Leverage Spark Connect for interactive data analysis in Jupyter Notebooks
- Mentors
- Diogo Castro, Enric Tejedor, Luca Canali
- Organization
- CERN-HSF
- Technologies
- python, typescript, spark, JupyterLab
- Topics
- web, Data Engineering
CERN uses a service called Service for Web Analysis (SWAN) to perform analyses on scientific data, which is built on top of Jupyter notebook. Currently, the way a notebook kernel connects to a Spark cluster is through SWAN’s own open-source SparkConnector extension. Due to a current Spark limitation, it is not possible for multiple notebooks to share the same set of Spark resources. In addition, the process of spawning the Spark resources could take a while, and may add an inconvenience.
Currently, an effort is underway to employ a client-server architecture known as Spark Connect. This would allow multiple notebooks to connect to a previously instantiated Spark session and submit computations to it.

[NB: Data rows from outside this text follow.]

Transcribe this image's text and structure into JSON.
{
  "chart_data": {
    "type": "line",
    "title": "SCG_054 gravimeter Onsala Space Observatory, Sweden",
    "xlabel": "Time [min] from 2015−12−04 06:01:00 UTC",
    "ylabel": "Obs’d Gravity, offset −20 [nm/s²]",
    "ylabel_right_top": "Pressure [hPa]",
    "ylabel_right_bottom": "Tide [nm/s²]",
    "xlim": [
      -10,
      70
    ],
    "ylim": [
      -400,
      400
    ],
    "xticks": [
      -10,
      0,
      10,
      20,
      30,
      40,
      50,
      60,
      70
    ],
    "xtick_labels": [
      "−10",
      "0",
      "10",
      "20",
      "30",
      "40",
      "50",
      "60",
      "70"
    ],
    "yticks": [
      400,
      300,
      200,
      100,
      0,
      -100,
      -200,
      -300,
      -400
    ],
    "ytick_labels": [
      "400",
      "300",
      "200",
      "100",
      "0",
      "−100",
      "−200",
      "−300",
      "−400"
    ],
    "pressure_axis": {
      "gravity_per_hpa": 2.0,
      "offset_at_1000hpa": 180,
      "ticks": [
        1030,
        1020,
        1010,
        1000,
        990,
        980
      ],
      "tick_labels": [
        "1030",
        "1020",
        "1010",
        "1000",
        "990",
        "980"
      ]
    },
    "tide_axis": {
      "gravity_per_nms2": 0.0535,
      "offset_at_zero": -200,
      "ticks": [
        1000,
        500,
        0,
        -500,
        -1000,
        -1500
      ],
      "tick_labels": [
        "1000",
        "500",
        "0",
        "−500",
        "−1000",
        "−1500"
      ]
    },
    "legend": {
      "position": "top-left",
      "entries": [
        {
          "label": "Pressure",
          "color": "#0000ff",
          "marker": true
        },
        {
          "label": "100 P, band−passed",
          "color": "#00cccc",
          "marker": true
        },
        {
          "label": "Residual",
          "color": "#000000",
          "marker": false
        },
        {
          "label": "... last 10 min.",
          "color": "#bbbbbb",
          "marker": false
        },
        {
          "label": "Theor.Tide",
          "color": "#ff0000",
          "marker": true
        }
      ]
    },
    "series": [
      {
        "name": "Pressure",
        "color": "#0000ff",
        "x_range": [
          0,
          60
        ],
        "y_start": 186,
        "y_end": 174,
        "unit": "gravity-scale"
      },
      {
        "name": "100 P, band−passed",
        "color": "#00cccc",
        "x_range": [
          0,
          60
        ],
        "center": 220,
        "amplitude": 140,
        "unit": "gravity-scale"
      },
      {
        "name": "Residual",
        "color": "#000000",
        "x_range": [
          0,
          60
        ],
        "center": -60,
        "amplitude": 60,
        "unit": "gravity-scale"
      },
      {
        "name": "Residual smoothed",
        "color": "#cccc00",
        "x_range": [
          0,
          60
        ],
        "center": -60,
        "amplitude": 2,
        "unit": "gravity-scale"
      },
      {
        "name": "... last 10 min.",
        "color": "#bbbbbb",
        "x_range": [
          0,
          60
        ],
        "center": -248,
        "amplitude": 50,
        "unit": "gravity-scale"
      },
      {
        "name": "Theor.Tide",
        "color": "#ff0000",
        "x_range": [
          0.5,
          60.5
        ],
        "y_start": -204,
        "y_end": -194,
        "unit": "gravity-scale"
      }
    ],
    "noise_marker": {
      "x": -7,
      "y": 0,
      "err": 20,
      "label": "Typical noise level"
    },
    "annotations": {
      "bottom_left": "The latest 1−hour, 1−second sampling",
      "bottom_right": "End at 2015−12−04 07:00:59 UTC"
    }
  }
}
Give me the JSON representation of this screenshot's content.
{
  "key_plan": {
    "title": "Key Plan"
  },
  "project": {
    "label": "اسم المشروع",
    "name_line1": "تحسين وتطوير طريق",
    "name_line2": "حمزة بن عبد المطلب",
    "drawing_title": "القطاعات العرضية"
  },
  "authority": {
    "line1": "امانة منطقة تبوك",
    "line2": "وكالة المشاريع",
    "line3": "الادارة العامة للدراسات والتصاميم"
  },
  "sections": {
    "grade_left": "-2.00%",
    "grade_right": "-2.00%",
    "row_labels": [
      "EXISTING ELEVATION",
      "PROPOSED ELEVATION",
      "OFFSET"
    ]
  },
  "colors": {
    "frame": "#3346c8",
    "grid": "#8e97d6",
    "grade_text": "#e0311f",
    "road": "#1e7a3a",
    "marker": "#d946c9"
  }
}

To make allocating Spark resources easier for users, this project proposes the development of a JupyterLab extension. The extension shall have a friendly interface that would allow users to instantiate one or more Spark sessions–in which the notebook will be able to connect, configure proper credentials and authentication, and make the connection accessible to the notebook code. The connection and session will be persistent across multiple kernels and restarts.